Virtually every media outlet takes some time at the end of one year and the beginning of the next to stop and look around, to make a few lists about the year that was and a few predictions about the year that will be. It’s a vanity project of sorts, but it’s also a great deal of fun. Here will be no different, except that it’s even more fun to not bother limiting the screed to just predictions or just wrap-ups. Instead, what follows will be a little of both. In no particular order, here are five things to consider:

  1. Dan Issel quit...

    ...and it was, indeed, a damn shame. This one comes first only because it needs little or no comment in light of this column’s previous installment. Suffice to say that Dan Issel has proven beyond doubt that he is a good man. Like so many others, that trait cost him his job.

  2. The Baltimore Ravens will not win the Super Bowl again.

    With any luck, this prediction will prove out for many years to come. The Ravens as presently constituted represent most everything that is wrong with professional sports in America, and they show no signs of either recognition or contrition. The team is devoid of class: they talk too much trash, they neither lose nor win gracefully, and they insist that their ignorance is confidence. The Steelers, the Packers, the Rams—these teams have confidence, but they do not act as though they are God’s gift to the gridiron. Coach Brian Billick is no better. Here is a man who committed an unforgivable act of disrespect in ditching quarterback Trent Dilfer and still, despite a wholly mediocre season by hand-picked replacement Elvis Grbac, insists he made the right move. When they lose in the early rounds at least one Baltimorean will have a beer raised to justice.

  3. Hockey is interesting; nobody cares.

    Right now the NHL is the closest thing to the old-school America has. Hockey is as tradition-rich as it gets, and no other sport boasts such a consistent mix of grit and flash. Still, it lags far behind the Big Three in both ratings and coverage. This is vexing. Why, after all, do we watch sports? While hockey players certainly don’t have trouble paying the rent they are not, save for a very small handful of elites, pulling in the kind of ridiculous money that has led to the popular disdain for pro athletes as a class. The punishment they take in a given match would land the average athlete in any other sport on injured reserve, and they take it in relative anonymity. Someday we will wake up and be very angry that we hadn’t been watching all along.
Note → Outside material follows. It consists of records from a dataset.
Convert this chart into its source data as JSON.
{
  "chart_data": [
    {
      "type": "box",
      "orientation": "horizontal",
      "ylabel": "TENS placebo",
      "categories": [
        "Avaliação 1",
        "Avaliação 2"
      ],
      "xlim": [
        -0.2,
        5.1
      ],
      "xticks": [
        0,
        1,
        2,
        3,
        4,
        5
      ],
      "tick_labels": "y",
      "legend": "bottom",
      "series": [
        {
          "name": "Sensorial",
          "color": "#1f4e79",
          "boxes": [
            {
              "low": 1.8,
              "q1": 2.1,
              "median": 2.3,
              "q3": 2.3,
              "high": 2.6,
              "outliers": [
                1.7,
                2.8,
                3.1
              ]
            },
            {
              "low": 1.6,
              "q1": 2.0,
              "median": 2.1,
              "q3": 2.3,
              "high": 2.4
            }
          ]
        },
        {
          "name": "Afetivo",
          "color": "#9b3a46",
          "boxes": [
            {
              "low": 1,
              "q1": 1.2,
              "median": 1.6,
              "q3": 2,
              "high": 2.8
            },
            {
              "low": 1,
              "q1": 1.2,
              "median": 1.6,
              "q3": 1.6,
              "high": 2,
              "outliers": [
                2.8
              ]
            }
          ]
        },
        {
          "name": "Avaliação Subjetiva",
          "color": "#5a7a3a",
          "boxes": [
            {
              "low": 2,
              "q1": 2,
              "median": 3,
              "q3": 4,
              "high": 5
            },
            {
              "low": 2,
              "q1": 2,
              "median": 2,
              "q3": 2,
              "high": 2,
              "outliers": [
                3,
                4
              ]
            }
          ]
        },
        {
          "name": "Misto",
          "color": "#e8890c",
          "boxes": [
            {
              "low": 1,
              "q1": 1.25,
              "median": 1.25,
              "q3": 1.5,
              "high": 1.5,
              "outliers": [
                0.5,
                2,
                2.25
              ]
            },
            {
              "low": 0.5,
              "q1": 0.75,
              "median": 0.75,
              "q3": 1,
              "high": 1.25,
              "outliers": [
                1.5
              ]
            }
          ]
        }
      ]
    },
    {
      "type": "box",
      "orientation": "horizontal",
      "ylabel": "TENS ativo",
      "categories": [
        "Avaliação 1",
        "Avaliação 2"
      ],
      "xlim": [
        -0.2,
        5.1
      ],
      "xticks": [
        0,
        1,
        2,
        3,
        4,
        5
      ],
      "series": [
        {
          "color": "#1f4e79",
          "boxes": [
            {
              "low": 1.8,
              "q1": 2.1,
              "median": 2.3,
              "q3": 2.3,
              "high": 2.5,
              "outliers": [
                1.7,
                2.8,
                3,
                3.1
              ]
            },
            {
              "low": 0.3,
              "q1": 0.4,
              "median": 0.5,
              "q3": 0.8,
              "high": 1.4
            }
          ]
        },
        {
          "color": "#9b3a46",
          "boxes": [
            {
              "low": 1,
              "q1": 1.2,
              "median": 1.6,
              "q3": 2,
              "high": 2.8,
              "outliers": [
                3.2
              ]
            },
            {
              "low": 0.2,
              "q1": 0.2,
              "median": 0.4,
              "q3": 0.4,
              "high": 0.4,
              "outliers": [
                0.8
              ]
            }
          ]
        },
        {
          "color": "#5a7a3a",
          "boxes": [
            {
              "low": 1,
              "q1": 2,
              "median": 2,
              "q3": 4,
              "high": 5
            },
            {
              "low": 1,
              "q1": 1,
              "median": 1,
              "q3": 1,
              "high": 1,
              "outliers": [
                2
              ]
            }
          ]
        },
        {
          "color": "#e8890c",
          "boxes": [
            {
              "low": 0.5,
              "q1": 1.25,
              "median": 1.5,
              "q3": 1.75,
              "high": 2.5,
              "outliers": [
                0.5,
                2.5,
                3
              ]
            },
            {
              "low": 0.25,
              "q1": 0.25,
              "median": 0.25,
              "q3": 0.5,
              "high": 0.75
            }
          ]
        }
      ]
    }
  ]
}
  4. Baseball is in serious trouble.

    Where to start with this? Baseball is a glorious and beautiful game, but greed and mismanagement are threatening to make it a thing of the past. An overstatement? Not exactly. Fans in places like Milwaukee, Pittsburgh, Anaheim, and Florida will approach Opening Day knowing that their teams will not compete. Economic troubles have gotten so serious that fans in Montreal and Minnesota may not have a team at all come April 1. Meanwhile, the Yankees buy a winning team every winter because they can, and the players union fights tooth and nail to keep it that way by refusing to acknowledge the need for a salary cap. This is just the tip of the iceberg – there will be more to come on this subject later.

  5. Sports will, for another year, be worth talking about.

    This column was conceived with the idea that sports is a major force in American culture that deserves serious attention. While some folks—John Feinstein, Tony Kornheiser, Michael Wilbon, and Dan Patrick come to mind—do provide a measure of intelligent analysis, the field is far from cluttered. Most of the time sports "analysis" consists of some pundit who played in high school waxing pseudo-philosophical about what he would do if he were the coach. Despite this not a week goes by without some event in sports that has implications and repercussions for the culture as a whole. Hunter S. Thompson currently writes a sports column for, and that alone ought to be enough to make one stop and wonder. So here, then, is to 2002.